Angels Toruń tym zwycięstwem pokazali, że nie ma dla nich znaczenia, czy grają w „dziewiątkach”, czy drugiej lidze. W obu formach rozgrywek potrafią wygrywać. Przed nimi dużo większy sprawdzian. 20 maja u siebie podejmą aktualnych mistrzów PFL9 – Rhinos Wyszków. 

Dukes Ząbki mimo porażki udowodnili, że odrobili lekcję z poprzednich sezonów. Drużyna od pierwszego meczu prezentuje się dużo lepiej niż w poprzednich latach. Wpływ na to mają poczynione w preseasonie wzmocnienia. Kolejnym przeciwnikiem Książąt będą Tytani Lublin. Spotkanie odbędzie się 14 maja w Ząbkach. 

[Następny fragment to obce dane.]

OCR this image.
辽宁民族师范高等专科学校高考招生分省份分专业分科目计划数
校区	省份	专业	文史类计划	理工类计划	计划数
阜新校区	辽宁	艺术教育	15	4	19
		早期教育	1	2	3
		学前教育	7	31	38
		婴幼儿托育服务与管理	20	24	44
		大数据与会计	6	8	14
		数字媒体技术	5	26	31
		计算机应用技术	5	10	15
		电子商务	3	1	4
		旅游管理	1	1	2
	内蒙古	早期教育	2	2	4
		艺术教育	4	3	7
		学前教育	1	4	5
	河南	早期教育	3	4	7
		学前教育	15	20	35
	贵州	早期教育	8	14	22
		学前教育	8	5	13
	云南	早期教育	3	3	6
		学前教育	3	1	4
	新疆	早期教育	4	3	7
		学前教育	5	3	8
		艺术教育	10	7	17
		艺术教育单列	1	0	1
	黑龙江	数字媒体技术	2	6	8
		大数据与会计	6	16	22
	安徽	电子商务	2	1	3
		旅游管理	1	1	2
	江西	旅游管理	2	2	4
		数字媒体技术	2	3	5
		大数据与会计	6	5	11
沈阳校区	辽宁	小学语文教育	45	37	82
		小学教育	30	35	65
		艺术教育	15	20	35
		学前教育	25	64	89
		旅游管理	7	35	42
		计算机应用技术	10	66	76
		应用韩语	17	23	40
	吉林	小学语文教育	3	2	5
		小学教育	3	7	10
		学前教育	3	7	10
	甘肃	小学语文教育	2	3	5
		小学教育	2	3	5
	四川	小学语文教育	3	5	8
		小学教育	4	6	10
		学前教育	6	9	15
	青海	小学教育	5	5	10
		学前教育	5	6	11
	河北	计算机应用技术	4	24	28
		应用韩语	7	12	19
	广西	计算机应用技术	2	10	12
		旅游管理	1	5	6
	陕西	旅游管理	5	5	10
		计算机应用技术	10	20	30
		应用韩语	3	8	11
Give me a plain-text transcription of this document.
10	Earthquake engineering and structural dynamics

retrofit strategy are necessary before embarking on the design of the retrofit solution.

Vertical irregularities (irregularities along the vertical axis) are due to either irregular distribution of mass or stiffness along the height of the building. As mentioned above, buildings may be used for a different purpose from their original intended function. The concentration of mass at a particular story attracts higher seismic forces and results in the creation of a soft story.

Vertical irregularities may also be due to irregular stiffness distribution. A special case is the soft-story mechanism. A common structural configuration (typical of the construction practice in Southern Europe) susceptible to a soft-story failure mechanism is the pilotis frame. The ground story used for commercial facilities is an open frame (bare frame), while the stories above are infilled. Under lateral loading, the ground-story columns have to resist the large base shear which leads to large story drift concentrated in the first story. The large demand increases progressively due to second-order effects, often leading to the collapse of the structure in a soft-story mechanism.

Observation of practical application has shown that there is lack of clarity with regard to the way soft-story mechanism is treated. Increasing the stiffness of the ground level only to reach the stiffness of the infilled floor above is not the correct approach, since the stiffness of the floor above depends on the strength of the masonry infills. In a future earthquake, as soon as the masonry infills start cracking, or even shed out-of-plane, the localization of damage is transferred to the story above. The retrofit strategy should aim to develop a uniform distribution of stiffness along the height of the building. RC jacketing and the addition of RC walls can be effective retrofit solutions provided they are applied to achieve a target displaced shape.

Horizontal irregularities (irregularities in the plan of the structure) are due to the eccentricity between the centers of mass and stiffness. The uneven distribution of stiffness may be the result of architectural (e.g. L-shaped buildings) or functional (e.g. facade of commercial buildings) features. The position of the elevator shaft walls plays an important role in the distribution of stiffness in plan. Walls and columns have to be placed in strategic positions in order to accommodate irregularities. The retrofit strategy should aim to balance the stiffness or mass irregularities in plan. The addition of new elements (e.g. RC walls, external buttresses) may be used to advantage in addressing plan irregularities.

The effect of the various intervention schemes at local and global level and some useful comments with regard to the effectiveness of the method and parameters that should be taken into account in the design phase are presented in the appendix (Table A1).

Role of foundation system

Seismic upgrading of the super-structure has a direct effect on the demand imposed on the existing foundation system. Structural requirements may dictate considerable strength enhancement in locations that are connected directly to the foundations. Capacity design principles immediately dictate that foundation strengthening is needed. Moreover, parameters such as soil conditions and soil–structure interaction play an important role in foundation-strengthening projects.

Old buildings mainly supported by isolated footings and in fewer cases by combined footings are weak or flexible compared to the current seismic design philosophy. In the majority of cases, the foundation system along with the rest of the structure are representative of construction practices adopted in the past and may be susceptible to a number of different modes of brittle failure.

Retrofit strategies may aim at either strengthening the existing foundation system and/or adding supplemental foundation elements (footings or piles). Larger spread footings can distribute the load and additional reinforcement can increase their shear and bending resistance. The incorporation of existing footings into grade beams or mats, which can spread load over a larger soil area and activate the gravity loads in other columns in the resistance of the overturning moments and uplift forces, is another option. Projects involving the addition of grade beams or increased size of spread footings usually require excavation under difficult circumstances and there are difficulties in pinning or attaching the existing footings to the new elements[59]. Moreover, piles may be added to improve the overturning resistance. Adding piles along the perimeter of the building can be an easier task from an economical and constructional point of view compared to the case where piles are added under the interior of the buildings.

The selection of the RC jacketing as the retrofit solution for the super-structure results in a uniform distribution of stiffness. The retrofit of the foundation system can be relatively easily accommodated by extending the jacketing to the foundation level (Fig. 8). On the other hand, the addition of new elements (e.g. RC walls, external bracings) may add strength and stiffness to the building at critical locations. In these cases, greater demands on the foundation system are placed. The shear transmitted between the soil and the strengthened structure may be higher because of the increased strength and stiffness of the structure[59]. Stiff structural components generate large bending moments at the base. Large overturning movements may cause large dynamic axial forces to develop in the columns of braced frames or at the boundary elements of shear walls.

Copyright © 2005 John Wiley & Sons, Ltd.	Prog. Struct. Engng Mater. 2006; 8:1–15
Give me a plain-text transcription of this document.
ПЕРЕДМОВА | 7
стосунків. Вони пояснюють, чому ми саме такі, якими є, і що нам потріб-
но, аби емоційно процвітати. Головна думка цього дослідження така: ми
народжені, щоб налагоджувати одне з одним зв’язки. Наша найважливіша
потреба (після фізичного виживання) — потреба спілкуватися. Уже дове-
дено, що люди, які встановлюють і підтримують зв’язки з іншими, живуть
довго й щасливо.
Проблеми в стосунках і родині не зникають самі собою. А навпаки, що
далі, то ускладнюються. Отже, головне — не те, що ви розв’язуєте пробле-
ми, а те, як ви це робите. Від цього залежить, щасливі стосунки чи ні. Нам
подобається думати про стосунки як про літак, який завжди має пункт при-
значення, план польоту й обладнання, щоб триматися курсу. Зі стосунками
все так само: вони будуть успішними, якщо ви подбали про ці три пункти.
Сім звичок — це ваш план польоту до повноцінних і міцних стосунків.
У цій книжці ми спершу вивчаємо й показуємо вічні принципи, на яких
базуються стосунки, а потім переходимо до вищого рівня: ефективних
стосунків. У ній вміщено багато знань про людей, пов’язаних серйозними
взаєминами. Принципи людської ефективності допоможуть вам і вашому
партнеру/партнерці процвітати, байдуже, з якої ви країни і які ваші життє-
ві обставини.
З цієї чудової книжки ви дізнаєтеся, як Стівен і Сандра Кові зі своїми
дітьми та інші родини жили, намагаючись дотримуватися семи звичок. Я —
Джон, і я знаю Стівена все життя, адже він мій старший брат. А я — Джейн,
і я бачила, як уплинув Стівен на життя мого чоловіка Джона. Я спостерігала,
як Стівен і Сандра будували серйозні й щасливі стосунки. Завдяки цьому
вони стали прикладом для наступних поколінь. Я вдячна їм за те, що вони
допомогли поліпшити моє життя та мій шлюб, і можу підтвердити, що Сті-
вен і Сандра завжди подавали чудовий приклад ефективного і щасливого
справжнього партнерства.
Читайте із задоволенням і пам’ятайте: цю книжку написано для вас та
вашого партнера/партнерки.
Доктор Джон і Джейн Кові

Angels Toruń — Dukes Ząbki (6:0, 8:7, 0:0, 6:7)

I kwarta 

6:0 – przyłożenie po 1-jardowym biegu #43 Michała Podobieńskiego (nieudane podwyższenie)

II kwarta 

6:7 – przyłożenie po 30-jardowym podaniu #13 Patryka Gastołka do #89 Łukasza Michalaka (udane podwyższenie za 1 punkt #47 Kacpra Króla)

14:7 – przyłożenie po 9-jardowym podaniu #43 Michała Podobieńskiego do #1 Jakuba Mazana (udane podwyższenie za 2 punkty po podaniu #43 Michała Podobieńskiego do #42 Filipa Klause) 

III kwarta 

IV kwarta 

14:14 – przyłożenie po 30-jardowym podaniu #13 Patryka Gastołka do #89 Łukasza Michalaka (udane podwyższenie za 1 punkt #47 Kacpra Króla)

20:14 – przyłożenie po 15-jardowym biegu #6 Kacpra Wojciechowskiego (nieudane podwyższenie)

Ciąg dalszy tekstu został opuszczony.